With its lush tea plantations, the marshlands of Kaziranga National Park, silk bazaars and ancient pilgrimage sites and temples, Assam has plenty to offer you. Whether it is sightseeing spots, activities, cultural performances or handicrafts, the Northeastern state promises you a remarkable holiday experience. Assam has quite an interesting cuisine as well. The style of cooking here blends practices like fermentation and drying (which are majorly used in the hills) along with the use of fresh vegetables, fish and meat (as typically seen in the plains). Rice is one of the most prominent ingredients in Assamese cuisine while fish and duck are also popular.
A traditional meal here begins with a khar, a class of dishes named after the main ingredient. Believed to cleanse the stomach, khar is an ingredient prepared by filtering water through the ashes of the sun-dried skin of certain kinds of bananas. This is then generously used with raw papaya, pulses, vegetables or fish to whip up a signature Assamese khar dish.
2. Duck Meat Curry (Kumurat diya Hanhor Mangxo)
A delicious Assamese preparation which has duck meat cooked with ash gourd, this dish is often made for special occasions. Adding to its distinct flavour, the dish has whole spices including crushed black pepper. The juicy chunks of duck meat are cut into quite small pieces and cooked with tender ash gourd, letting the spices seep into the meat.
3. Masor Tenga
Another must-try food of Assam, Masor Tenga is a sour and tangy fish curry. Best enjoyed with steamed rice, this is a staple of Assamese cuisine. Being a popular dish, it has quite a few variations in recipes.

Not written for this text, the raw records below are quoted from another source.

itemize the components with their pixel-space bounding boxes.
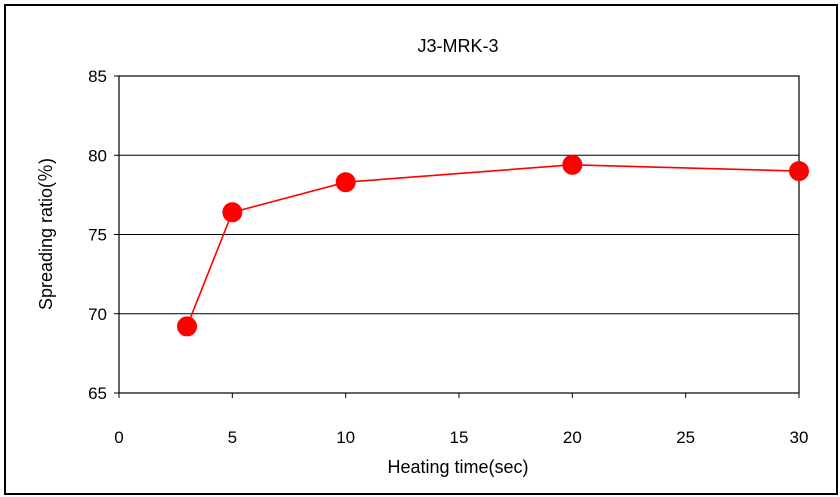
x-tick-label: 25	[676, 428, 695, 447]
x-tick-label: 10	[336, 428, 355, 447]
x-tick-label: 5	[228, 428, 237, 447]
data-point	[789, 161, 809, 182]
data-series	[177, 154, 809, 337]
x-tick-label: 0	[114, 428, 123, 447]
y-tick-label: 75	[88, 226, 107, 245]
gridlines	[119, 154, 799, 315]
y-tick-label: 70	[88, 305, 107, 324]
x-axis-ticks: 0 5 10 15 20 25 30	[114, 393, 808, 447]
y-tick-label: 85	[88, 67, 107, 86]
y-axis-ticks: 65 70 75 80 85	[88, 67, 119, 403]
y-tick-label: 80	[88, 146, 107, 165]
data-point	[222, 202, 243, 223]
data-point	[562, 154, 583, 175]
x-tick-label: 20	[563, 428, 582, 447]
data-point	[177, 316, 197, 337]
data-point	[335, 172, 356, 193]
x-axis-title: Heating time(sec)	[387, 457, 528, 477]
x-tick-label: 30	[790, 428, 809, 447]
y-tick-label: 65	[88, 384, 107, 403]
x-tick-label: 15	[450, 428, 469, 447]
y-axis-title: Spreading ratio(％)	[36, 158, 56, 310]
chart-title: J3-MRK-3	[417, 36, 498, 56]
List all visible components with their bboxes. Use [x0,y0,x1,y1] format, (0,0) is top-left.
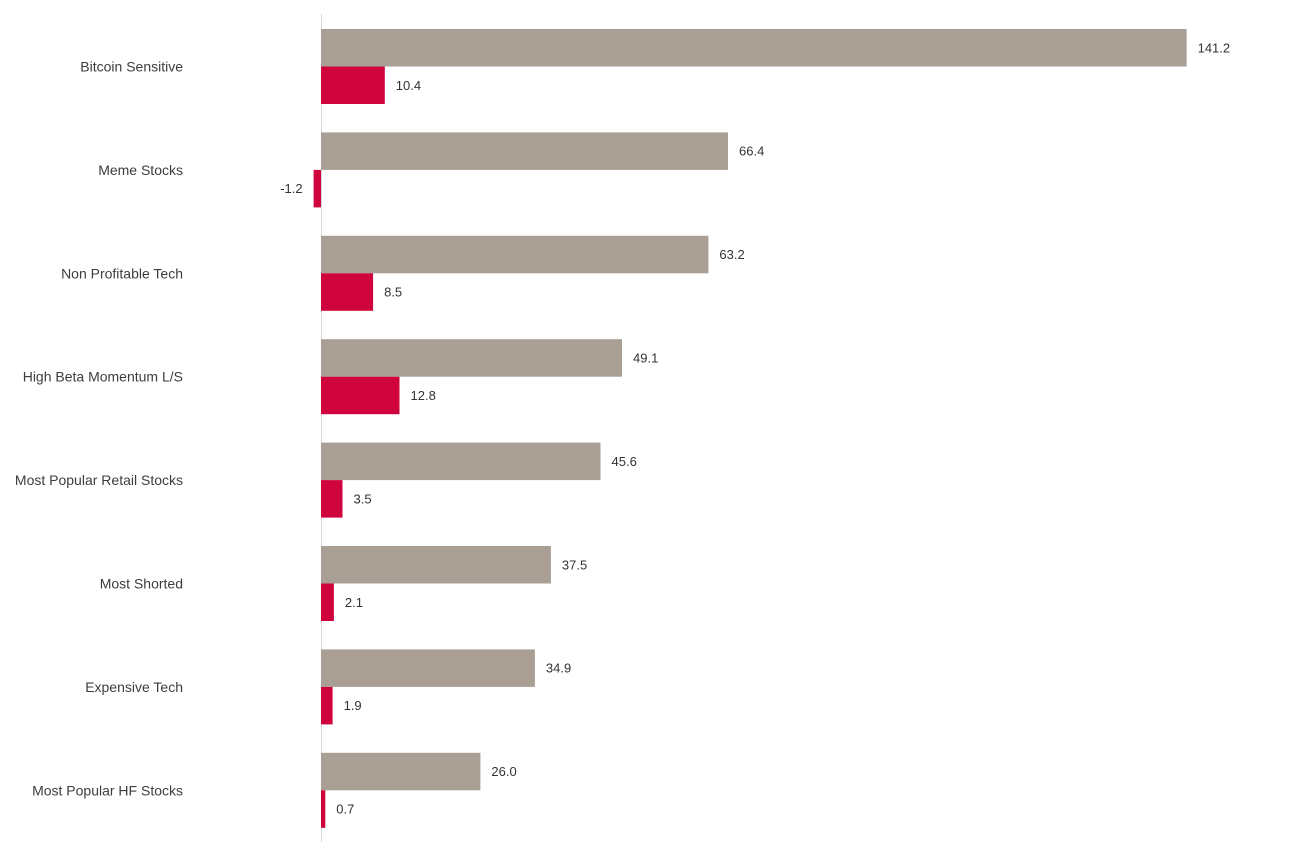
data-label: 8.5 [384,285,402,300]
bar [321,442,601,481]
bar [321,376,400,415]
data-label: 49.1 [633,351,658,366]
category-label: Meme Stocks [98,162,183,178]
category-label: Non Profitable Tech [61,265,183,281]
data-label: 66.4 [739,144,764,159]
data-label: 3.5 [354,491,372,506]
bar [321,235,709,274]
data-label: 63.2 [719,247,744,262]
data-label: 2.1 [345,595,363,610]
data-label: 26.0 [491,764,516,779]
category-labels: Bitcoin Sensitive Meme Stocks Non Profitab… [15,59,183,799]
data-label: 12.8 [411,388,436,403]
data-label: 1.9 [344,698,362,713]
category-label: Bitcoin Sensitive [80,59,183,75]
bar [313,169,321,208]
bar [321,686,333,725]
bar [321,546,551,584]
bar [321,790,326,828]
category-label: Most Popular HF Stocks [32,782,183,798]
data-label: -1.2 [280,181,302,196]
bar [321,132,728,170]
value-labels: 141.2 10.4 66.4 -1.2 63.2 8.5 49.1 12.8 45.6 3.5 3… [280,40,1230,816]
data-label: 45.6 [612,454,637,469]
category-label: Most Shorted [100,576,183,592]
data-label: 0.7 [336,802,354,817]
category-label: High Beta Momentum L/S [23,369,183,385]
data-label: 141.2 [1198,40,1231,55]
bar [321,480,343,518]
data-label: 37.5 [562,557,587,572]
bar-series [313,29,1187,828]
bar [321,273,374,311]
bar [321,649,535,687]
bar [321,583,334,621]
data-label: 10.4 [396,78,421,93]
category-label: Most Popular Retail Stocks [15,472,183,488]
bar [321,29,1187,67]
bar [321,66,385,104]
category-label: Expensive Tech [85,679,183,695]
bar [321,339,622,377]
data-label: 34.9 [546,661,571,676]
bar [321,752,481,791]
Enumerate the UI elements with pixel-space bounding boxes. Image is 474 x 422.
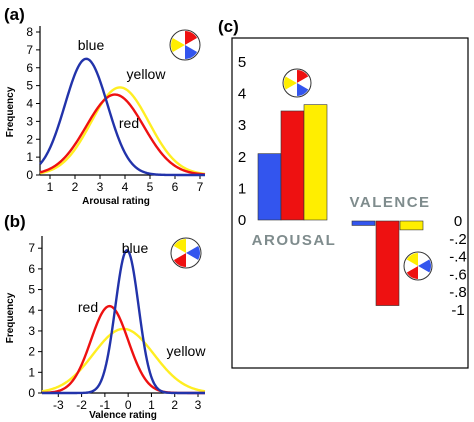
arousal-bar-red	[280, 110, 305, 221]
y-tick-label: 2	[28, 345, 35, 359]
x-tick-label: 5	[147, 180, 154, 194]
panel-b-x-axis-label: Valence rating	[89, 410, 157, 421]
curve-yellow	[39, 86, 206, 176]
panel-b-series-yellow-label: yellow	[167, 343, 207, 359]
x-tick-label: 0	[125, 398, 132, 412]
panel-a-curves	[39, 57, 206, 177]
panel-c-label: (c)	[218, 17, 239, 36]
valence-tick-label: -.6	[449, 266, 467, 283]
panel-a-series-blue-label: blue	[78, 37, 105, 53]
valence-tick-label: 0	[454, 213, 462, 230]
valence-bar-blue	[351, 220, 376, 226]
y-tick-label: 1	[28, 365, 35, 379]
panel-a-color-wheel-icon	[169, 29, 201, 61]
curve-red	[39, 93, 206, 176]
curve-yellow	[41, 327, 206, 393]
arousal-tick-label: 5	[238, 54, 246, 71]
panel-c-arousal-bars	[257, 104, 328, 221]
x-tick-label: -3	[53, 398, 64, 412]
arousal-tick-label: 3	[238, 117, 246, 134]
panel-b-label: (b)	[4, 212, 26, 231]
y-tick-label: 1	[26, 150, 33, 164]
panel-b-y-axis-label: Frequency	[5, 292, 16, 343]
y-tick-label: 4	[26, 97, 33, 111]
y-tick-label: 5	[26, 79, 33, 93]
x-tick-label: 2	[72, 180, 79, 194]
panel-b-series-blue-label: blue	[122, 240, 149, 256]
panel-c-frame	[231, 37, 469, 369]
y-tick-label: 7	[26, 43, 33, 57]
valence-tick-label: -1	[451, 302, 464, 319]
arousal-tick-label: 0	[238, 212, 246, 229]
x-tick-label: 3	[97, 180, 104, 194]
arousal-bar-blue	[257, 153, 282, 221]
valence-bar-red	[375, 220, 400, 306]
panel-c-arousal-color-wheel-icon	[282, 68, 312, 98]
panel-c-valence-label: VALENCE	[349, 194, 430, 211]
x-tick-label: 1	[47, 180, 54, 194]
valence-bar-yellow	[399, 220, 424, 231]
panel-b-curves	[41, 249, 206, 395]
panel-c-valence-bars	[351, 220, 424, 306]
y-tick-label: 7	[28, 241, 35, 255]
y-tick-label: 2	[26, 132, 33, 146]
x-tick-label: 2	[171, 398, 178, 412]
arousal-tick-label: 2	[238, 149, 246, 166]
panel-a: (a) Frequency Arousal rating 1 2 3 4 5 6 70123…	[4, 5, 206, 207]
valence-tick-label: -.4	[449, 249, 467, 266]
y-tick-label: 3	[26, 114, 33, 128]
x-tick-label: 1	[148, 398, 155, 412]
panel-c-valence-ticks: 0-.2-.4-.6-.8-1	[449, 213, 467, 319]
panel-a-x-axis-label: Arousal rating	[82, 196, 150, 207]
panel-a-series-red-label: red	[119, 115, 139, 131]
valence-tick-label: -.8	[449, 284, 467, 301]
panel-b-axes: -3 -2 -1 0 1 2 3 0 1 2 3 4 5 6 7	[28, 236, 205, 412]
x-tick-label: 4	[122, 180, 129, 194]
y-tick-label: 0	[26, 168, 33, 182]
y-tick-label: 8	[26, 25, 33, 39]
panel-b-color-wheel-icon	[170, 237, 202, 269]
y-tick-label: 6	[28, 262, 35, 276]
arousal-tick-label: 4	[238, 86, 246, 103]
y-tick-label: 4	[28, 303, 35, 317]
x-tick-label: 6	[172, 180, 179, 194]
panel-c-arousal-label: AROUSAL	[252, 232, 337, 249]
panel-c-arousal-ticks: 0 1 2 3 4 5	[238, 54, 246, 229]
y-tick-label: 3	[28, 324, 35, 338]
panel-b: (b) Frequency Valence rating -3 -2 -1 0 1 2 3 0…	[4, 212, 206, 421]
x-tick-label: -2	[76, 398, 87, 412]
curve-blue	[41, 249, 206, 395]
panel-a-series-yellow-label: yellow	[127, 66, 167, 82]
panel-c-valence-color-wheel-icon	[403, 251, 433, 281]
x-tick-label: 3	[195, 398, 202, 412]
y-tick-label: 5	[28, 283, 35, 297]
x-tick-label: -1	[100, 398, 111, 412]
panel-b-series-red-label: red	[78, 299, 98, 315]
x-tick-label: 7	[197, 180, 204, 194]
arousal-tick-label: 1	[238, 180, 246, 197]
y-tick-label: 0	[28, 386, 35, 400]
y-tick-label: 6	[26, 61, 33, 75]
valence-tick-label: -.2	[449, 231, 467, 248]
panel-a-y-axis-label: Frequency	[5, 86, 16, 137]
arousal-bar-yellow	[303, 104, 328, 221]
panel-a-label: (a)	[4, 5, 25, 24]
curve-blue	[39, 57, 206, 177]
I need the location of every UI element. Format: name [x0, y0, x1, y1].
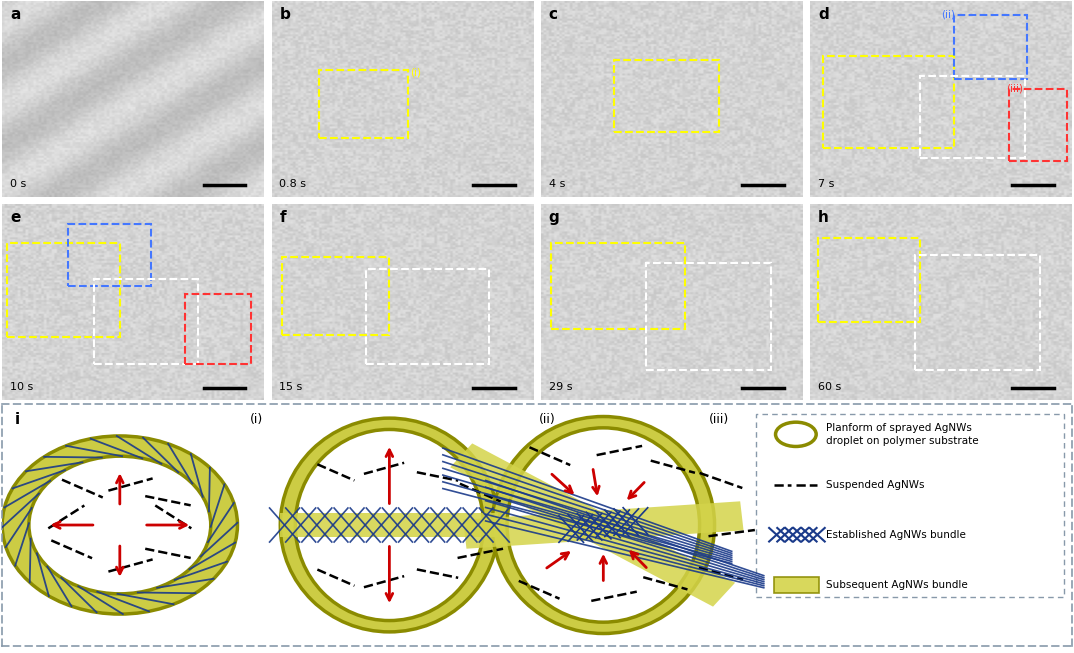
Text: a: a: [10, 7, 20, 22]
Ellipse shape: [280, 418, 498, 632]
Bar: [824, 56, 954, 148]
Bar: [185, 295, 250, 364]
Text: 10 s: 10 s: [10, 382, 33, 392]
Bar: [282, 257, 389, 335]
Bar: [954, 15, 1028, 80]
Text: i: i: [15, 411, 20, 426]
Text: e: e: [10, 210, 20, 225]
Text: d: d: [818, 7, 829, 22]
Text: Subsequent AgNWs bundle: Subsequent AgNWs bundle: [826, 580, 968, 590]
Text: Established AgNWs bundle: Established AgNWs bundle: [826, 530, 966, 540]
Text: (i): (i): [250, 413, 263, 426]
Bar: [756, 414, 1064, 597]
Bar: [280, 513, 498, 537]
Text: 60 s: 60 s: [818, 382, 841, 392]
Bar: [614, 60, 719, 132]
Text: 7 s: 7 s: [818, 179, 834, 189]
Text: Suspended AgNWs: Suspended AgNWs: [826, 479, 925, 490]
Ellipse shape: [2, 436, 237, 614]
Text: (i): (i): [410, 68, 421, 78]
Text: h: h: [818, 210, 829, 225]
Bar: [8, 244, 120, 337]
Text: c: c: [549, 7, 557, 22]
Bar: [68, 224, 151, 287]
Text: (ii): (ii): [941, 9, 955, 19]
Polygon shape: [450, 443, 735, 607]
Text: 0.8 s: 0.8 s: [279, 179, 306, 189]
Ellipse shape: [29, 456, 211, 594]
Bar: [774, 577, 819, 593]
Text: b: b: [279, 7, 290, 22]
Bar: [1010, 89, 1066, 161]
Text: 0 s: 0 s: [10, 179, 26, 189]
Bar: [915, 255, 1041, 370]
Text: f: f: [279, 210, 286, 225]
Ellipse shape: [295, 430, 483, 620]
Text: 4 s: 4 s: [549, 179, 565, 189]
Text: (iii): (iii): [1006, 84, 1024, 93]
Polygon shape: [463, 502, 743, 549]
Ellipse shape: [507, 428, 699, 622]
Text: (ii): (ii): [539, 413, 556, 426]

For instance, while some preparations use lemon or mangosteen to add the tangy flavour, the most commonly used ingredient is a tomato.
4. Aloo Pitika
Essentially the Assamese version of mashed potatoes, aloo pitika uses ingredients like raw onions, mustard oil and green chillies to add a nice flavour to the otherwise simple mash. It is a signature dish of the northeastern state. Cilantro leaves, pumpkins, gourds, boiled eggs and dried fish are also sometimes added to take the dish up a notch.
5. Xaak Aru Bhaji
Another authentic food of Assam, xaak aru bhaji has plenty of leafy vegetables (xaak) taking centre stage. Made with herbs and vegetables, the dish is generally seasoned with ginger, garlic, cinnamon, onions and sometimes, lemon. A stir-fry version of xaak aru bhaji can also be prepared with potato added into the mix.
Luchi is a staple of Bengali, Assamese and Oriya cuisine. Prepared with wheat flour, it is a common dish served in Assam. Deep-fried and puffed up, these go well with flavourful curries and pickles.
7. Ou Khatta
A chutney of sorts, Ou Khatta is made with elephant apple and jaggery. Elephant apple, which is used in quite a few Assamese dishes, is boiled and lightly mashed before being sauteed in mustard oil. Finally, jaggery is added to it. The pungent flavour of the mustard and elephant apple is a nice contrast with the sweet jagggery, giving you a melange of tastes. If you prefer it slightly spicy, you can add some chill powder or ginger-garlic paste as per your preference.
Before you scrunch up your nose, ask an Assamese and they will tell you about how tasty this actually is. Silkworms are deep-fried with a few spices to add flavour to it. Crunch on the outside and juicy inside, its taste is often similar to a mix of chicken and pork. However, it might not be everyone’s cup of tea, we must say.
9. Baanhgajor Lagor Kukura
An authentic food of Assam, this dish uses chicken, bamboo shoots and lentils in its preparation. The chicken and bamboo shoots are boiled separately and then cooked together. Keeping with Assamese cooking style, the preparation uses minimal spices. The taste of bamboo shoots might take some time to get used to, but it leaves behind a delicious taste which is generally complementary to meat dishes.
Pitha is a snack prepared during the festival of Magh Bihu in Assam. It is also prepared as a regular household snack and savoured with tea. While there are different versions of it, Assamese pithas are often made from bora saul, a special kind of glutinous rice, or xaali saul, or sun-dried rice. The stuffing in these commonly includes coconut and jaggery. Pithas can be sweet or sour, even steamed, fried or barbequed inside a hollow bamboo stem. Other kinds of pithas include til pitha, hutuli pitha and bhaapot diya pitha.